S'il fallait en croire la Bible, c'est la pomme et la soif de connaissance qui sont à l'origine de toutes les misères du monde. Peut-être pourrait-on également citer la cupidité sous toutes ses formes. Dans ce nouveau roman de Maurice Gouiran le roman, on croisera Hitler et Goering qui veut posséder toutes les plus importantes œuvres artistiques de l'Europe, leurs adjoints qui entendent prendre leur part de cette beauté au passage, leurs descendants qui les thésaurisent et ceux qui aimeraient s'en emparer. La cupidité, c'est aussi les petits truands de Marseille qui n'hésitent pas à liquider pour voler, reconstruisant sans le savoir les célèbres "chauffeurs" des siècles derniers. Un qui ne joue pas dans cette cour des grands, c'est Clovis Narigou, qui préfère s'occuper de ses chèvres, boire tranquillement et s'offrir une nouvelle jeunesse dans les bras d'une jeune femme flic. Mais un besoin urgent d'argent le fait accepter des piges, et le voilà à s'occuper d'une enquête d'investigation autour du camp de réfugiés de Rieucros, en Lozère, qui a accueilli durant la Seconde Guerre mondiale, dans des conditions précaires, les opposants ou les victimes du régime nazi. C'est en rédigeant sa série d'articles qu'il découvre entre autres le problème des œuvres d'art confisquées par les Allemands. Tout pourrait cependant être calme mais entre des petits travaux à financer pour sa chèvrerie, des visiteurs bien envahissants venus squatter chez lui, il a un peu de mal. Surtout, il découvre que Valentine Bertignac, une vieille femme qu'il recherchait pour un témoignage sur les camps, vient d'être victime avec son mari d'une bande de sauvages qui les ont torturé avant de les tuer sans motif apparent. En poussant ses investigations, Clovis Narigou découvre d'autres affaires similaires qui tournent autour de la spoliation des œuvres d'art pendant la Seconde Guerre mondiale, ce cet art dit dégénéré qui attisait quand même bien des convoitises.
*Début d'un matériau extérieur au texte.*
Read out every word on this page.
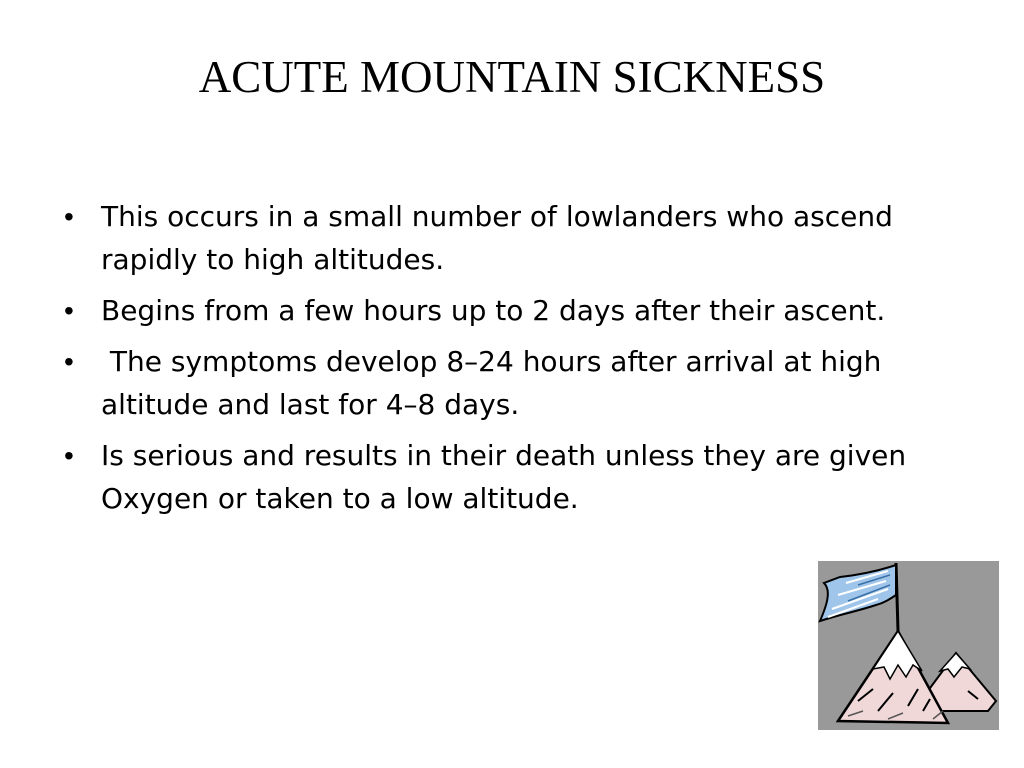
ACUTE MOUNTAIN SICKNESS
• This occurs in a small number of lowlanders who ascend rapidly to high altitudes.
• Begins from a few hours up to 2 days after their ascent.
• The symptoms develop 8–24 hours after arrival at high altitude and last for 4–8 days.
• Is serious and results in their death unless they are given Oxygen or taken to a low altitude.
Évidement les différentes intrigues vont se recouper, mais Maurice Gouiran a du métier et il sait amener patiemment ce mélange des histoires, entre tragédie et humour. Une tragédie car c'est un roman noir qui joue avec les lâchetés et les vilenies de chacun (à suivre ceux qui se cachent derrière la bande de chauffeurs ou la façon dont les héritiers savent fermer les yeux sur les escroqueries familiales qui les enrichissent) et de l'humour car son personnage récurrent de Clovis Narigou, un peu retiré du monde, regarde narquoisement l'humanité s'agiter (on prendra comme exemple la façon dont il dissèque les invités de son fils qui squattent chez lui ou la manière dont il essaie de régler sa vie amoureuse. Le romancier utilise une documentation intelligente sur un pan peu connu de l'histoire (même si le film Monuments Men de George Clooney a un peu défloré l'ensemble), et le décalage entre les scènes plus polars et nerveuses et celles du registre plus familial se soutiennent l'une l'autre comme le corps et les arcs-boutants d'une église.
Quand l'auteur s'octroie une intrigue classique, mais bien menée, des personnages bien dessinés et que l'on a envie de connaître, bref qu'il sait faire son "métier" d'honnête artisan qui veut intéresser le lecteur sans galvauder son talent, on en arrive à Maudits soient les artistes. Maurice Gouiran continue, avec son personnage central toujours aussi attirant, à enchaîner les bons textes sans faute de goût.

Citation

Sami avait fréquenté à Marseille des tas de petits malfrats septuagénaires que la grande époque de la French Connection n'avait pas enrichis et qui vivaient chichement, à crédit, nantis de leurs seuls souvenirs fantasmés. En revanche, aucun d'entre eux n'avait été retrouvé les pieds cramés et le crâne défoncé à grands cous de pique-feu.